Remote Direct Memory Access (RDMA) is an extension of the Direct Memory Access (DMA) technology, which is the ability to access host memory directly without CPU intervention. RDMA allows for accessing memory data from one host to another. A key characteristic of RDMA is that it greatly improves throughput and performance while lowering latency because fewer CPU cycles are needed to process the network packets.
RDMA (Remote Direct Memory Access) extends the capabilities of Direct Memory Access (DMA), allowing direct access to host memory without CPU intervention. This technology facilitates memory data access between hosts, significantly enhancing throughput and performance while reducing latency due to decreased CPU cycle involvement.
Traditional Data Path vs RDMA
In a conventional network data path, applications navigate through buffers using the sockets API in user space. The kernel involves TCP, IPv4/6 stack, device drivers, and the network fabric, all demanding CPU cycles for processing. With today’s high-bandwidth networks (25, 40, 50, and 100 GbE), this poses a challenge, as substantial CPU time is needed. RDMA addresses this issue by bypassing the kernel, lowering network latency, and boosting data throughput with fewer CPU cycles.When the so-called communication path between the source and destination is set up, the kernel is bypassed. By doing so, the network latency is lowered while data throughput is increased because there are a lot less CPU cycles involved. The RDMA application speaks to the Host Channel Adapter (HCA) directly using the RDMA Verbs API. You can see a HCA as a RDMA capable Network Interface Card (NIC). To transport RDMA over a network fabric, InfiniBand, RDMA over Converged Ethernet (RoCE), and iWARP are supported.
RDMA Support in vSphere
RDMA is fully supported in vSphere, allowing communication between ESXi hosts over HCAs. Examples of RDMA use in vSphere include iSCSI extensions over RDMA in vSphere 6.7 and NVMeoF using RDMA in vSphere 7. With vSphere 7 Update 1, native endpoints, such as those with storage arrays, are also RDMA-supported.
Using RDMA in a vSphere environment for virtual workloads is endorsed. High-Performance Computing (HPC) applications, database backends, and big data platforms are among the applications benefiting from increased I/O rates and lower latency with RDMA.
RMDA Support for Virtual Machines
Multiple options exist for exposing RDMA to virtual machines (VMs). The first option involves using (Dynamic) DirectPath I/O to pass through an HCA or RDMA-capable NIC directly to the VM. While this creates a 1-to-1 relationship for the most optimized performance, it restricts features like vMotion.
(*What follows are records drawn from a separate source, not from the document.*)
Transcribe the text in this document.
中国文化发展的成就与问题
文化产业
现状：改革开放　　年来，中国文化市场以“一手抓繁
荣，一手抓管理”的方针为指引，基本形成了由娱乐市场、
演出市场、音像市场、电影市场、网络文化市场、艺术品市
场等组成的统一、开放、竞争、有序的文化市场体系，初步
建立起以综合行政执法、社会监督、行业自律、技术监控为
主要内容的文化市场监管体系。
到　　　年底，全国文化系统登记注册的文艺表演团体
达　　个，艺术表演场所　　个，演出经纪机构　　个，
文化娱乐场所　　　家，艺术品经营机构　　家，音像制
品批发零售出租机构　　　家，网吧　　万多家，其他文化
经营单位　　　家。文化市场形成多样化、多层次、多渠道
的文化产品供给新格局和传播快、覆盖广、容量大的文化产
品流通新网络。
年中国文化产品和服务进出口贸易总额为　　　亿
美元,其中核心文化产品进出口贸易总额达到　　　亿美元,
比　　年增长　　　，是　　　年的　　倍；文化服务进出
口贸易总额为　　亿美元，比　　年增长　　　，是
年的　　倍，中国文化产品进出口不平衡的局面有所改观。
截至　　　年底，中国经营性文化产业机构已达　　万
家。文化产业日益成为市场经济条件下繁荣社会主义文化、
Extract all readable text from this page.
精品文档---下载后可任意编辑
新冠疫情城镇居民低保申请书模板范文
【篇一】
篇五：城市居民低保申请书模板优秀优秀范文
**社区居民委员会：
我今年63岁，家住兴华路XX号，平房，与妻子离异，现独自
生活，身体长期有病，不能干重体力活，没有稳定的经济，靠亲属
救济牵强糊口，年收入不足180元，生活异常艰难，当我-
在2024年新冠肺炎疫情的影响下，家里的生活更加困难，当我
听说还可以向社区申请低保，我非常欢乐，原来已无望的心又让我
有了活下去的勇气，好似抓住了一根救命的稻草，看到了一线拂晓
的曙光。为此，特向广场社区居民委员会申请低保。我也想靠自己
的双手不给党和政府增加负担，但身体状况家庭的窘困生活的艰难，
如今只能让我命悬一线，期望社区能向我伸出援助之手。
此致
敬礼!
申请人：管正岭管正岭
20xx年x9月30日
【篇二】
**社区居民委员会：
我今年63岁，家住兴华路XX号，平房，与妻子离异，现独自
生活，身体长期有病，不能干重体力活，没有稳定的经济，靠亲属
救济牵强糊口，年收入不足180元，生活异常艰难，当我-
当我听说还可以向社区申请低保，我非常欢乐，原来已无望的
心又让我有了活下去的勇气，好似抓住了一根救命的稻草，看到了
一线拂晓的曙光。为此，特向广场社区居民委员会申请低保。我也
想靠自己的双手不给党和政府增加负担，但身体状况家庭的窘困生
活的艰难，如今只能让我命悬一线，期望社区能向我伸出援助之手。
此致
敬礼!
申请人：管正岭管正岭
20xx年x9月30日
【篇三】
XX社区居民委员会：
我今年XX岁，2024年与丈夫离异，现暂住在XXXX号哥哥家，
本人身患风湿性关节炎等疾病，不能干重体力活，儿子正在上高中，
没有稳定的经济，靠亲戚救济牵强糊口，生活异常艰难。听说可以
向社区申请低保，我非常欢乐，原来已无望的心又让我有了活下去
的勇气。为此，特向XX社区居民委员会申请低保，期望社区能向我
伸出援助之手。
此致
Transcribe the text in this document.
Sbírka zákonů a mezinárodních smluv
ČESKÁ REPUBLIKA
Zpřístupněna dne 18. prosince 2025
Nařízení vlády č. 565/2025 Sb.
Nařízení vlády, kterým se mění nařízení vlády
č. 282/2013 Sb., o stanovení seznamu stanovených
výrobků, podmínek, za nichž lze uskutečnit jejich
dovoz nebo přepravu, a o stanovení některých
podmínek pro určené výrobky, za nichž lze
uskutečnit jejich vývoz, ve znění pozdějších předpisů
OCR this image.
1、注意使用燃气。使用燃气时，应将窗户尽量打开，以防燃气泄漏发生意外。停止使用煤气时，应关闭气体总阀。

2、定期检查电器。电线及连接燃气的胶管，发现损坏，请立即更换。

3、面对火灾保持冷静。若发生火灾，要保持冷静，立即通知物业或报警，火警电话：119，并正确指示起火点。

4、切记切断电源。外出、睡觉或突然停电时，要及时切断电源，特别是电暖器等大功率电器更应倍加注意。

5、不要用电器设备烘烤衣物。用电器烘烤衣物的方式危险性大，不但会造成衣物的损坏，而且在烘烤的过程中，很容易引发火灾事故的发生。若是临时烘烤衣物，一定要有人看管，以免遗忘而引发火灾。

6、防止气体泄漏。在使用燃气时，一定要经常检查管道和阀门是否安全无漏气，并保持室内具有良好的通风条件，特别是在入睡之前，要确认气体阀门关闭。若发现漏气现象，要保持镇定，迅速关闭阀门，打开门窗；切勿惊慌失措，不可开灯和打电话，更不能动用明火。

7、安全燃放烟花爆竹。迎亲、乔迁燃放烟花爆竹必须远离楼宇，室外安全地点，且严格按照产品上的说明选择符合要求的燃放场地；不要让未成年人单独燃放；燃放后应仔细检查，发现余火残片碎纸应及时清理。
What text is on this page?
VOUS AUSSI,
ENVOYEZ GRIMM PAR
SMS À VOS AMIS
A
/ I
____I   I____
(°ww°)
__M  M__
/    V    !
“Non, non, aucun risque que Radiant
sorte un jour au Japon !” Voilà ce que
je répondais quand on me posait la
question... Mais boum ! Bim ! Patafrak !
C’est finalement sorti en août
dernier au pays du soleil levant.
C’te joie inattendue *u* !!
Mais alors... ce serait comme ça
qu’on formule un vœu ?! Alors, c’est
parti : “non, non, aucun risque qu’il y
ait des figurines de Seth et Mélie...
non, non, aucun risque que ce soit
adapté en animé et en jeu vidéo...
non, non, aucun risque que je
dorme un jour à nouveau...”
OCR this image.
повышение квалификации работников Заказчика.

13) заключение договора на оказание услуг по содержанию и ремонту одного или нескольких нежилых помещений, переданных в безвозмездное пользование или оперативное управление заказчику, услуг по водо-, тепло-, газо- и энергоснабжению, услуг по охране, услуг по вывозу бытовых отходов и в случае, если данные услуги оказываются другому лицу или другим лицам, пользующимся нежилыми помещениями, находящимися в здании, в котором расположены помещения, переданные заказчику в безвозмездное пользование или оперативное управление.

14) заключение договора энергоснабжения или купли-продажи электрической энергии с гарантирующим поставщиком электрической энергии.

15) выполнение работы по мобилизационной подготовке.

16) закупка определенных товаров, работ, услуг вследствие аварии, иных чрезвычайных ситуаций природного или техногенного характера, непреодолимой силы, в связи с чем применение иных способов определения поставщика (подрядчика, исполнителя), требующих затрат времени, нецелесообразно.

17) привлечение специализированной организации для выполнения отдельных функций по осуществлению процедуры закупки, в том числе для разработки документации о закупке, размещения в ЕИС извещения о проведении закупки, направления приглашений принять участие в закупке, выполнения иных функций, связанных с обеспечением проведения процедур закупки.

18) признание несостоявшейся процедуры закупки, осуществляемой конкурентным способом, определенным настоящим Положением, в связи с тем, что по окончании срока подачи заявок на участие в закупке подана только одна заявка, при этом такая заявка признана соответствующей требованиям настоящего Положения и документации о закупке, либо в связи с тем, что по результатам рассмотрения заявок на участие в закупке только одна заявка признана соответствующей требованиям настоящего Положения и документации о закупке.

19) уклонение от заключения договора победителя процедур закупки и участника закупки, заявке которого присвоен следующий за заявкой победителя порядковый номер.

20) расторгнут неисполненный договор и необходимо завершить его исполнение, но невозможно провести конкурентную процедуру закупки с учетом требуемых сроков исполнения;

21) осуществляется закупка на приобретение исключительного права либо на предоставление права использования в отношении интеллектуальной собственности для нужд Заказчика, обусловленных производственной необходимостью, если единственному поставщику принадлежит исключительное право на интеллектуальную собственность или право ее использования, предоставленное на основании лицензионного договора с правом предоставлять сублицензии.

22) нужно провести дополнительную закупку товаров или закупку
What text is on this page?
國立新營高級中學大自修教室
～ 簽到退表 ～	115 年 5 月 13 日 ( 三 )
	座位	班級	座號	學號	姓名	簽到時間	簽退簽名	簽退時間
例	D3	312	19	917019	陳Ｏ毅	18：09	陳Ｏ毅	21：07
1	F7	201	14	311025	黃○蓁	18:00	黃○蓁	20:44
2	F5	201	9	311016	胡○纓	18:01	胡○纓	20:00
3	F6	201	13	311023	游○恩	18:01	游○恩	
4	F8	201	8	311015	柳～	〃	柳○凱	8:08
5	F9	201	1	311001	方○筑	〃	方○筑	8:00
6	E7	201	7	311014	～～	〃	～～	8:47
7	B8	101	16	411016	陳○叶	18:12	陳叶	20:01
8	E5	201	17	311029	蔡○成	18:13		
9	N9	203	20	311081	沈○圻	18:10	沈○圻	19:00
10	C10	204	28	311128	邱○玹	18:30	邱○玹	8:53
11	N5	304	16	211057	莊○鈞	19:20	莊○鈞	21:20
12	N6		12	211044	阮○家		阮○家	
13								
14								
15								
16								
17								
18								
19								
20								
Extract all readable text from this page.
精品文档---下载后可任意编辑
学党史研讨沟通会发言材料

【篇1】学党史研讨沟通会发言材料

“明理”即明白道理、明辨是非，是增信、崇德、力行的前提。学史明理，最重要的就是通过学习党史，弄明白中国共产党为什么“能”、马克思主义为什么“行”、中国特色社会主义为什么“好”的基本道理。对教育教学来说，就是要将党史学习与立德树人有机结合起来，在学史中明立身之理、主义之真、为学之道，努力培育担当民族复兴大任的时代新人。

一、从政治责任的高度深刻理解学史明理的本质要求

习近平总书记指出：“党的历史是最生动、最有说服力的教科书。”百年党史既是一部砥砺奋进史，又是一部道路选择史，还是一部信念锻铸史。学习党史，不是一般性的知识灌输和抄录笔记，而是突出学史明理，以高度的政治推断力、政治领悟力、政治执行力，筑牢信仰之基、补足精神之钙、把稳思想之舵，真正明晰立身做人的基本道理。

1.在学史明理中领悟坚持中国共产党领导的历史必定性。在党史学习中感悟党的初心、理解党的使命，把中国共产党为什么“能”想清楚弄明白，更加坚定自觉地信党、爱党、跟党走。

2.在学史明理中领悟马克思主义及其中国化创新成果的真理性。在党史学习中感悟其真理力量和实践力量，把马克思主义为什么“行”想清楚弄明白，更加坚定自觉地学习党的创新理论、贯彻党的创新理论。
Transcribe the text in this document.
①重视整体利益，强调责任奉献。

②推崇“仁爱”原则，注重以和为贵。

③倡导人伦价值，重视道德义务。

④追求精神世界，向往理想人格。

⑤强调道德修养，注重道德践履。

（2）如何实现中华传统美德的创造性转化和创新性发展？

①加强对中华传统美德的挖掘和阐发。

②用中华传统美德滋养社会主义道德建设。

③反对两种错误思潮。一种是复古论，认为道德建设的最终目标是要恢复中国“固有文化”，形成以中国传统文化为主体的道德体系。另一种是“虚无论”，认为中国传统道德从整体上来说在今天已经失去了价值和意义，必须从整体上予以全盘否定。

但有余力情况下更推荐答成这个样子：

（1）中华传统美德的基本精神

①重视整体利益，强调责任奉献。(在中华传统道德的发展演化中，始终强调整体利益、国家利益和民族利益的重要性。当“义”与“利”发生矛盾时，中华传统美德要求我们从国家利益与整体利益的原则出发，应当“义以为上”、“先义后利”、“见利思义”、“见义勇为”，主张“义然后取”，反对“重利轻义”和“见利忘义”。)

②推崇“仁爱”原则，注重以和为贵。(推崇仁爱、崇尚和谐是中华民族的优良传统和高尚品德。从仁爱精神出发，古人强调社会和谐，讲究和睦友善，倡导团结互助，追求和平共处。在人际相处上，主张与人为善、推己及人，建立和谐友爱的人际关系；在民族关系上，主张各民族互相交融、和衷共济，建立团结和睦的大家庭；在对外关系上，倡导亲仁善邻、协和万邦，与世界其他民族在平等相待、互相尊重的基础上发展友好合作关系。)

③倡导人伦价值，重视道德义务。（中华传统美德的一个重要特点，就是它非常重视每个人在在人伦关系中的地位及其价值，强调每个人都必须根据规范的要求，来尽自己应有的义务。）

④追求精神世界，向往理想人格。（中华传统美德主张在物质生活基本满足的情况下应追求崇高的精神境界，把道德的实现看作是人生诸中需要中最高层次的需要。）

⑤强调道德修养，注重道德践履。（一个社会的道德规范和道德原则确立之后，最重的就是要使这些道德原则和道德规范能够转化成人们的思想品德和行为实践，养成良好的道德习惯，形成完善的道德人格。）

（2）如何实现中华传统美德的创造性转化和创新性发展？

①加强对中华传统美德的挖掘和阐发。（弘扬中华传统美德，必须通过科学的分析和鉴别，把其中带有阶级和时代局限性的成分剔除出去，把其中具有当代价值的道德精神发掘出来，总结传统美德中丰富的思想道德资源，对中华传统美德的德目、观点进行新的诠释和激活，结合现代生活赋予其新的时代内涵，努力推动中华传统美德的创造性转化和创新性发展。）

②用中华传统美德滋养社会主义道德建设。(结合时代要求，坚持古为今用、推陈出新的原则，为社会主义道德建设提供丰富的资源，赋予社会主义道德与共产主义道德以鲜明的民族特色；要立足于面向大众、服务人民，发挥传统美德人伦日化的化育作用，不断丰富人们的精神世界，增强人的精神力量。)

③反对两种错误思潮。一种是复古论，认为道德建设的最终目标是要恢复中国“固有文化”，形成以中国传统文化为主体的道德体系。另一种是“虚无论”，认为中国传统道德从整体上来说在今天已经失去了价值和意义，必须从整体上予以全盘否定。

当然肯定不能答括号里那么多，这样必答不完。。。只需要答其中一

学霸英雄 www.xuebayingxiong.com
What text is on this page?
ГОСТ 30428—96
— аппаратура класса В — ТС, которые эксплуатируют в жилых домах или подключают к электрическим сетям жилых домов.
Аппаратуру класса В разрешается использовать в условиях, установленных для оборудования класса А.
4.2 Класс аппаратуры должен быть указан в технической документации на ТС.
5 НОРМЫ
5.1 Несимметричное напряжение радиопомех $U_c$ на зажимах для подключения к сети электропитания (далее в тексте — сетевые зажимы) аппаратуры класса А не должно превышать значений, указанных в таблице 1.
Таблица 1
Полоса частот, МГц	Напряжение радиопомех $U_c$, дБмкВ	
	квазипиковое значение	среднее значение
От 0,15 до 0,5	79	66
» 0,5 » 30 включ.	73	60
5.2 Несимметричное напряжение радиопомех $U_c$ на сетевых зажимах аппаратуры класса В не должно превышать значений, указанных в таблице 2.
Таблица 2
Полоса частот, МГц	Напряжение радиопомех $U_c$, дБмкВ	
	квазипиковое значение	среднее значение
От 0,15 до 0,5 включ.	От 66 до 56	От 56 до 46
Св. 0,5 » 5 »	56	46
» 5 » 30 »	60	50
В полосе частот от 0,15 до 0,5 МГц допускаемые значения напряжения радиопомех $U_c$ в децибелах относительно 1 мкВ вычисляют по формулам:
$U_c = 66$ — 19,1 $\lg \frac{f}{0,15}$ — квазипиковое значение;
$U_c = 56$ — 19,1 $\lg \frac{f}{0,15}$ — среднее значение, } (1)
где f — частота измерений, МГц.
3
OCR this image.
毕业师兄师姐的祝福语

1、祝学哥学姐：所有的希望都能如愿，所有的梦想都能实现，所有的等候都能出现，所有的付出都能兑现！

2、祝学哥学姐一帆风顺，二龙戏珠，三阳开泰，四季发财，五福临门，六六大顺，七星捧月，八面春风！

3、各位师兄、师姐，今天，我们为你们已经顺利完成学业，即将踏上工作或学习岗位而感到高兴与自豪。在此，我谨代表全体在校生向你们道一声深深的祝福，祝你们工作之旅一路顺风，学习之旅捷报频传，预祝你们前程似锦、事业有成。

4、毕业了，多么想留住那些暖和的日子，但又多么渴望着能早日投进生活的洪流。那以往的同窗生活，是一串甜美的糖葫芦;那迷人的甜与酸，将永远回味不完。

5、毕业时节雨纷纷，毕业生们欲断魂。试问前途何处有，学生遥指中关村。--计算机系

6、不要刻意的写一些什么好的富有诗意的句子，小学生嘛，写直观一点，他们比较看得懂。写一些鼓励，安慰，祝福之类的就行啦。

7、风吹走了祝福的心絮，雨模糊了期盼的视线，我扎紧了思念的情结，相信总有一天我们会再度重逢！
The second option, Paravirtual RDMA (PVRDMA or vRDMA), supports vMotion for workload portability. It requires VM Hardware version 13, introduced with vSphere 6.5 for x64 Linux guest OS. PVRDMA is configured with RDMA over Converged Ethernet (RoCE), supporting both v1 and v2. The difference is that RoCE v1 supports switched networks only, where RoCE v2 supports routed networks. The beauty of RoCE is that a ethernet fabric can be used. There’s not explicit requirement for a separate fabric, like with Infiniband. The ethernet fabric needs to support RDMA, primarily by supporting Priority Flow Control (PFC).
Configuring PVRDMA
To configure PVRDMA for a VM, ensure the Ethernet fabric supports RDMA, and a host requires an HCA. Use the esxcli command esxcli rdma device list to check for RDMA-capable NICs or navigate to the vSphere Client for a visual representation.
Go to an ESXi host > Configure > Physical Adapters. All the host’s network interfaces are shown with RDMA section, showing if RDMA is supported.
Note: Virtual Machines (VMs) located on separate ESXi hosts necessitate Host Channel Adapter (HCA) utilization for RDMA functionality. The HCA must be designated as the sole uplink for the Distributed vSwitch; however, NIC teaming is not supported with PVRDMA. In the vSphere Distributed Switch configuration, the HCA must serve as the exclusive uplink. Conversely, VMs residing on the same ESXi hosts or those employing the TCP-based fallback method do not require the HCA.
If RDMA is enabled, the system pairs the adapter with a physical uplink and binds it to a VMkernel interface.
For VMs, VM hardware version 13 is necessary, with the option to choose the PVRDMA adapter type when configuring a Linux x64 guest OS. Also notice the device protocol option for both RoCE v1 and v2.